The envoy added that one of the objectives of the upcoming visit to Tehran is to discuss the inauguration of an Iraqi bank in Iran, which can play a prominent role in promoting economic and commercial relations.

Pointing to the US administration’s recent imposition of sanctions against a Chinese and an Iraqi bank over their handling of transactions with Iran, Sheikh stated that Iraqi officials have made it clear to the US authorities that Baghdad cannot halt its imports from Iran, particularly power imports.

He added that efforts are ongoing to remove the US sanction on the Iraqi bank.

On July 31, the Obama administration announced additional economic sanctions against Iran‘s crude exports sector as well as the Chinese Bank of Kunlun the Elaf Islamic Bank in Iraq over their alleged involvement in arranging transactions worth millions of dollars with Iranian banks that were already under illegal US-led sanctions.

At the beginning of 2012, the US and the EU approved new sanctions against Iran‘s oil and financial sectors. The embargoes aim to prevent other countries from purchasing Iranian oil or transacting with the Central Bank of Iran.
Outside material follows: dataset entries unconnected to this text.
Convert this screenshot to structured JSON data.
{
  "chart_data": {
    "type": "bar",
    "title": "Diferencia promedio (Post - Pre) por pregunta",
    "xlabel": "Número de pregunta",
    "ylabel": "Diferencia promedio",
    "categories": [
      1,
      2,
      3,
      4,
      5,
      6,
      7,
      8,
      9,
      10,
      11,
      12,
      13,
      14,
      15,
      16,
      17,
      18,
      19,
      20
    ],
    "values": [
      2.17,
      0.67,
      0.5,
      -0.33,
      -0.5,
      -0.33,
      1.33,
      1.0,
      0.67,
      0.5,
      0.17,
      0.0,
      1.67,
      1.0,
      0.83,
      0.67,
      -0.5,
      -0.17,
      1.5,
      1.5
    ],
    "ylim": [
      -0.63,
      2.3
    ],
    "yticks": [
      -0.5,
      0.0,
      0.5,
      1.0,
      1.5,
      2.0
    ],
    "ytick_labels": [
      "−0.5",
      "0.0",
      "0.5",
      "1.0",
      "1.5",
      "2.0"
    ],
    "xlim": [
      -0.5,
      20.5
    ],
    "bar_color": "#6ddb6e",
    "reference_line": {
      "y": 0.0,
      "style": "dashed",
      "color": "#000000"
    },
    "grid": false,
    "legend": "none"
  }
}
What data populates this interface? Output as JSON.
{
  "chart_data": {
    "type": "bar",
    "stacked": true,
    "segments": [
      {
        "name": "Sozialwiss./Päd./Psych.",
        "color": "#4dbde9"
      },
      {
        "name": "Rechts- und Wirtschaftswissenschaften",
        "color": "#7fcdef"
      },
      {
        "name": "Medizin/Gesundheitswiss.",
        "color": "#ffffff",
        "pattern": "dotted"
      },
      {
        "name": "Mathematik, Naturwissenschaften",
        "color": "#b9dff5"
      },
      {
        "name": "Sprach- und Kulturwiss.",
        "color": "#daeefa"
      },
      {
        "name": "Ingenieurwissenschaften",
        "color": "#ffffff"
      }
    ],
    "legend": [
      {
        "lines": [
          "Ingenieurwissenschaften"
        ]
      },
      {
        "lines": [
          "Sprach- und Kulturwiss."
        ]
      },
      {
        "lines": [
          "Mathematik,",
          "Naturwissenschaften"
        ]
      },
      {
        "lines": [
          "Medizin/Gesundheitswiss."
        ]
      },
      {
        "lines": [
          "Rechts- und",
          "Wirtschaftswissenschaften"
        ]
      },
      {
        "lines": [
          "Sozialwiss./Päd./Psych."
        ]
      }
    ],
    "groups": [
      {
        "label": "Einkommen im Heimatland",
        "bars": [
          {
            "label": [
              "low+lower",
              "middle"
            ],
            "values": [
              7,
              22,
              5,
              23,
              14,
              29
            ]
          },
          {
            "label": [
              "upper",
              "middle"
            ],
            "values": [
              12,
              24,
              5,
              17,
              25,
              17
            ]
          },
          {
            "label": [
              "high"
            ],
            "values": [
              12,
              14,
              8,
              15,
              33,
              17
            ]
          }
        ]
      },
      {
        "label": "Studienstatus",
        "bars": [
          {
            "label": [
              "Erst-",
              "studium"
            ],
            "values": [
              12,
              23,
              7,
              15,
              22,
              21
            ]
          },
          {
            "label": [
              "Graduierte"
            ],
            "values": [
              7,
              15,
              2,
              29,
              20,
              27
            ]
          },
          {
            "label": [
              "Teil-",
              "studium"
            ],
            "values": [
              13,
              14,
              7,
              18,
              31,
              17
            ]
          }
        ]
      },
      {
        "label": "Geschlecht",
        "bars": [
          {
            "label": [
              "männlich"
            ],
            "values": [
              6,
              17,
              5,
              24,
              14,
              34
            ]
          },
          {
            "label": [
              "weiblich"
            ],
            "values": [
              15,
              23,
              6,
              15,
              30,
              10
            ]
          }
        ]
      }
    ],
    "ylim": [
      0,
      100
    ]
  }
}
Washington and the EU have declared that the bans are meant to force Iran to abandon its nuclear energy program, which they claim may include a military component.

Iran has vehemently refuted the allegation, arguing that as a committed signatory to the nuclear Non-Proliferation Treaty and a member of the International Atomic Energy Agency, it is entitled to utilize nuclear technology for peaceful objectives.